— Oh ! pour ce qui est de mon cœur, c’est une autre affaire : le coup de ciseaux du bonsoir a coupé net ce fil d’Ariane que nos anciennes vont dévidant, jusqu’au bout de la France.

— Quel adieu glacial !

— On n’en fait plus, des directrices comme Mme Jules Ferron ; c’est entendu, elle a une âme sublime, elle aura son buste dans la galerie stoïcienne, on dira ses vertus… mais, ça je le jure, pas une larme vraie ne coulera pour elle.

— Pourtant, elle est l’icone de nos anciennes ; elles ont dû écrire ces paroles inoubliables d’hier soir : « Vous êtes des êtres libres. Ici vous avez appris à ne compter que sur vous-mêmes. Aimez à vivre seules, le souverain bien est dans la possession de soi-même. Étouffez vos désirs, vos passions ! Ne vous attachez pas aux vanités, rappelez-vous le conseil du sage qui se détourne des liens d’affection, sans regret, comme le voyageur regarde, sans émoi, les cailloux de la plage. Faites votre devoir. »

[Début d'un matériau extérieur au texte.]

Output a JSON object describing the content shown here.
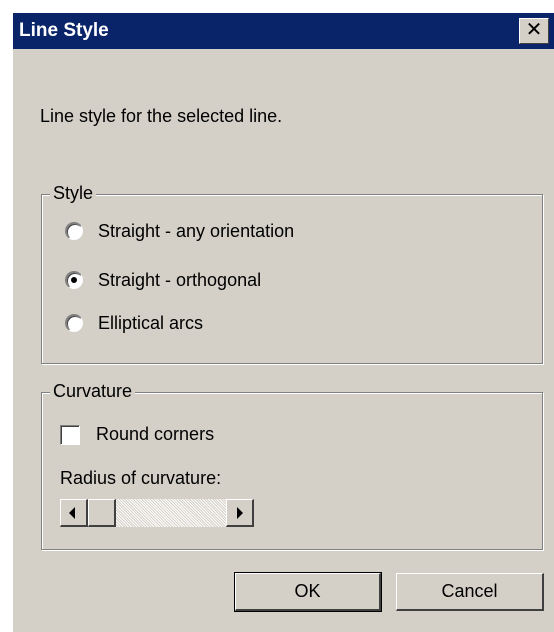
{
  "dialog": {
    "title": "Line Style",
    "close_glyph": "✕",
    "instruction": "Line style for the selected line."
  },
  "style_group": {
    "legend": "Style",
    "options": [
      {
        "label": "Straight - any orientation",
        "checked": false
      },
      {
        "label": "Straight - orthogonal",
        "checked": true
      },
      {
        "label": "Elliptical arcs",
        "checked": false
      }
    ]
  },
  "curvature_group": {
    "legend": "Curvature",
    "round_corners_label": "Round corners",
    "round_corners_checked": false,
    "radius_label": "Radius of curvature:",
    "radius_slider_position": 0
  },
  "buttons": {
    "ok": "OK",
    "cancel": "Cancel"
  },
  "colors": {
    "titlebar": "#0a246a",
    "face": "#d4d0c8"
  }
}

— Oui c’est beau comme un livre, une âme comme celle-là, une âme morte, soupira Marguerite, que cet adieu avait froissée au plus profond de sa peine.

— Tu dis vrai, un livre, mais un livre incomplet, car son œuvre d’éducation a été dangereuse pour quelques-unes : vois Isabelle, résignée, s’abstenant héroïquement de vivre ; sa mort, c’est le stoïcisme de La mort du loup ; crois-tu que le culte de l’énergie prépare, dans Victoire Nollet, un être bien humain ?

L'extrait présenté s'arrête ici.